# New Shrimp tank



## Julie7778 (Mar 20, 2015)

I plan on starting a new tank for shrimp. I am not 100% clueless, but I'd like a bit more info and I'd like to see peoples shrimp tanks and their experiences! I want to get the Fluval EBI which I heard is discontinued but I'm pretty sure I saw one at petculture (last one most likely) if its still there I hope to get it. it is 7.9 gallons how many shrimp could I have at MAX? When I feed them I was planning on getting this product:
http://www.petsmart.ca/food-care/pe...36-catid-300041?var_id=36-27114&_t=pfm=search

When feeding them how do I do this? Should I just put it in a cup or container in the gravel (ive seen this before) Are there any other food you recommend (links please) How often do I feed them? 

I probably will have more questions but I'd love for some answers and pics of your own tank!


----------



## kjg1029 (Jun 14, 2014)

did you have a specific type of shrimp in your mind that you wanted? You can have lots and lots of shrimp in a tank that size, depending on the variety


----------



## Julie7778 (Mar 20, 2015)

kjg1029 said:


> did you have a specific type of shrimp in your mind that you wanted?
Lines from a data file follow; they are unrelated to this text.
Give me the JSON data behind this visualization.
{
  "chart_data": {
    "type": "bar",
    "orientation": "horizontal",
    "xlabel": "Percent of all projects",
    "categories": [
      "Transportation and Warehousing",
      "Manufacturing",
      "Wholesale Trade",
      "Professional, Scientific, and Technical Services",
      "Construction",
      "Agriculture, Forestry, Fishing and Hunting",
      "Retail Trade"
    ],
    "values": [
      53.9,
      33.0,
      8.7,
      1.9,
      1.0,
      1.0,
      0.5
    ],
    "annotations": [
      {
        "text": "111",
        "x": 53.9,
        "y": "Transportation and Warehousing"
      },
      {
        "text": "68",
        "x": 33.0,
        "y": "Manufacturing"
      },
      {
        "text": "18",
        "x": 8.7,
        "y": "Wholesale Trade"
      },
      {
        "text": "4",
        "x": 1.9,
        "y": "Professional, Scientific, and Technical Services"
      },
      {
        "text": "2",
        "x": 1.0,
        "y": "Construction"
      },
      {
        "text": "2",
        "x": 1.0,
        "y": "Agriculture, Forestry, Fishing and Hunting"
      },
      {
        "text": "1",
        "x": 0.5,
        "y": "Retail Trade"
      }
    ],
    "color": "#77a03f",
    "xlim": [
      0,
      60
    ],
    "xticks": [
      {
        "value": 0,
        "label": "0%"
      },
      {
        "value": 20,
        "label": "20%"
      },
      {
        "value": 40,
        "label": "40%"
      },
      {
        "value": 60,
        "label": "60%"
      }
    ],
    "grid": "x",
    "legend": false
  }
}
You can have lots and lots of shrimp in a tank that size, depending on the variety


I know for sure I liked red cherry shrimp and they're easy to get. at my LFS they had 6 for 9.99. I also like the Red Crystal shrimp and the black Crystal Shrimp.


----------



## FinnyNina (Apr 19, 2015)

They can interbreed, so I'd probably stick to one species.

Shrimps are a bit finicky about clean water, but nothing excessively hard to manage


----------



## Julie7778 (Mar 20, 2015)

Then I most likely will stick with the red cherry shrimp. Do you think you could answer some info on feeding?


----------



## FinnyNina (Apr 19, 2015)

I fed my cherry shrimps fish flakes and fish pellets. Sometimes a bit of banana. Sometimes a bit of fish. They were never picky, and flourished on nearly any food. 

I just plopped it in the tank. If it floated for a while, they'd hang upside down and eat. If it sank, they would sit on it and eat. They find every scrap and consume it. And poop tiny shrimpy poops.


----------



## Julie7778 (Mar 20, 2015)

hahaha, that sounds so funny! So could I just put like a piece of cucumber in and they'd go at it?


----------



## FinnyNina (Apr 19, 2015)

Julie7778 said:


> hahaha, that sounds so funny! So could I just put like a piece of cucumber in and they'd go at it?


you could, but plain cucumber does not have very much by way of nutrients. Zuccini (baby marrow) is better.

Just slice it thinly, and if you want it to sinking, spearing it with a fork works


----------



## Julie7778 (Mar 20, 2015)

Great thanks  any other food I could give them?


----------



## FinnyNina (Apr 19, 2015)

Mine ate decaying aquarium plant leaves, blanched spinach, bits of seaweed, boiled carrot, melon, de-shelled shrimp (small pieces) ... read the ingredients label of your shrimp food. Anything on there would be perfect  

Mainly, they ate flakes/pellets, mind you. These were all occasional "huh, I have this on hand and my shrimps would like it" things.


----------



## SplashyBetta (Jul 28, 2014)

You can have Cherry Reds and Crystals together, they will not interbreed because they are from a different genus. Here's a chart to help:


----------



## FinnyNina (Apr 19, 2015)

Good chart!


----------



## Julie7778 (Mar 20, 2015)

Great thanks :-D I wanna try some real food. I might give a carrot once a week. Should I only leave it in for 2 hours then Throw it out?


----------